TMMOB Yönetim Kurulu Başkanı Aykut Aydemir, basın açıklamasından önce yaptığı açıklamada, "Yedi aydır altı irademiz tutsak; yıllardır takip ettiğimiz yerel yöneticiler, sanki bugün suç işlemiş gibi gösteriliyorlar. Bugün bir kez daha görüyoruz ki halkın iradesi hiçe sayılıyor. Faşizme karşı omuz omuza demekten bir adım bile geri düşmeyeceğiz" ifadelerini kullandı. Aydemir ayrıca, ülkedeki tüm siyasi parti ve demokrat yurttaşlara seslenerek, faşizme karşı dayanışma çağrısında bulundu.
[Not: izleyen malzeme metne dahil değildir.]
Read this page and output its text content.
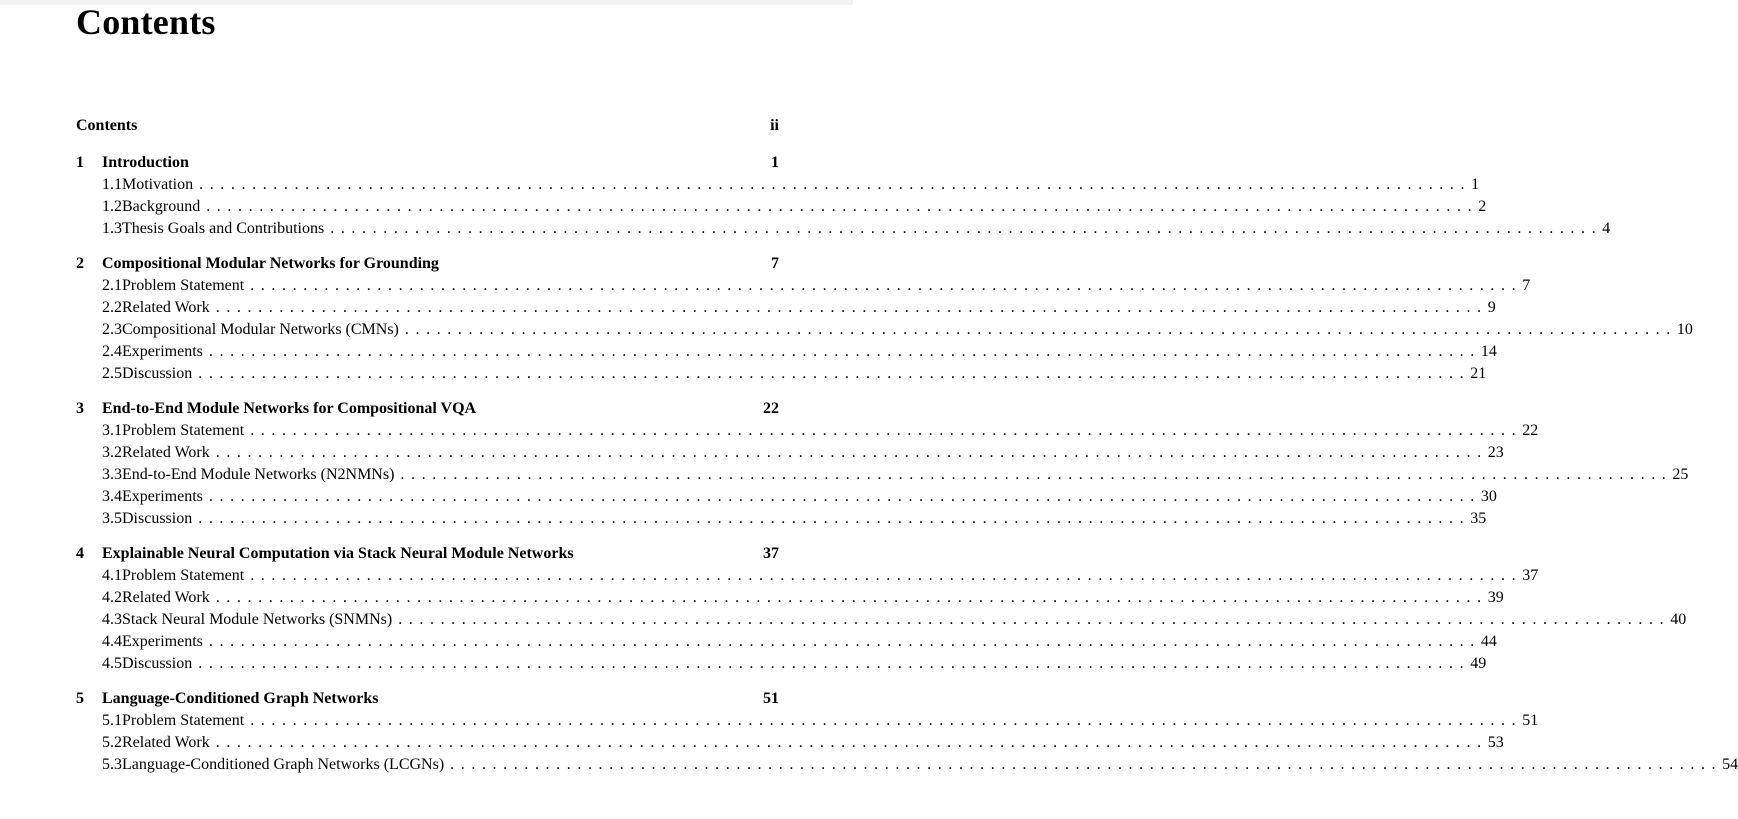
Contents
Contents	ii
1	Introduction	1
1.1 Motivation ........................................................................................................................ 1
1.2 Background ........................................................................................................................ 2
1.3 Thesis Goals and Contributions ........................................................................................................................ 4
2	Compositional Modular Networks for Grounding	7
2.1 Problem Statement ........................................................................................................................ 7
2.2 Related Work ........................................................................................................................ 9
2.3 Compositional Modular Networks (CMNs) ........................................................................................................................ 10
2.4 Experiments ........................................................................................................................ 14
2.5 Discussion ........................................................................................................................ 21
3	End-to-End Module Networks for Compositional VQA	22
3.1 Problem Statement ........................................................................................................................ 22
3.2 Related Work ........................................................................................................................ 23
3.3 End-to-End Module Networks (N2NMNs) ........................................................................................................................ 25
3.4 Experiments ........................................................................................................................ 30
3.5 Discussion ........................................................................................................................ 35
4	Explainable Neural Computation via Stack Neural Module Networks	37
4.1 Problem Statement ........................................................................................................................ 37
4.2 Related Work ........................................................................................................................ 39
4.3 Stack Neural Module Networks (SNMNs) ........................................................................................................................ 40
4.4 Experiments ........................................................................................................................ 44
4.5 Discussion ........................................................................................................................ 49
5	Language-Conditioned Graph Networks	51
5.1 Problem Statement ........................................................................................................................ 51
5.2 Related Work ........................................................................................................................ 53
5.3 Language-Conditioned Graph Networks (LCGNs) ........................................................................................................................ 54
İzmir Baro Başkanı Sefa Yılmaz basın açıklamasında, “Siyasi iktidar dilinde en süslü demokrasi söylemleriyle demokrasiyi ayaklar altına almaya devam ediyor. Siyasi iktidar dilinden düşürmediği halk kelimesine rağmen halkın iradesini her gün yeniden ve yeniden çiğnemekte hiçbir sakınca görmüyor. Üstelik bütün bunları hukuk dışı operasyonlarla, sindirme, yıldırma amaçlı baskınlarla, aramalarla ve tutuklamalarla gerçekleştiriyor. Sandıktan çıkan iradeyi tanımayan ve kendisine muhalif ne unsur varsa bir şekilde susturmak için yargıyı ve kolluğu bir sopa gibi kullanan iktidar, bu ülkeyi tek kelimeyle faşizm karanlığına sürüklemiştir. Konuşmayan, okumayan, yazmayan, oy kullanmayan, kullansa bile sadece kendisini destekleyen, düşünmeyen, sorgulamayan, örgütlenmeyen, hakkını hukukunu aramayan bir toplum yaratma gayreti bu topraklarda o kadar duvara çarpmakta, o kadar başarısız olmaktadır ki, üç büyük ilin belediye başkanlıklarını kaybeden iktidar aslında siyasi erki de kaybettiğinin farkında olduğundan ve bu şartlar altında yönetemez hale geldiğinden dolayı baskı ve zulüm yöntemlerine sarılmaktan başka çare bulamamaktadır” ifadelerini kullandı.

“Süreç baştan sona bir hukuk garabetidir”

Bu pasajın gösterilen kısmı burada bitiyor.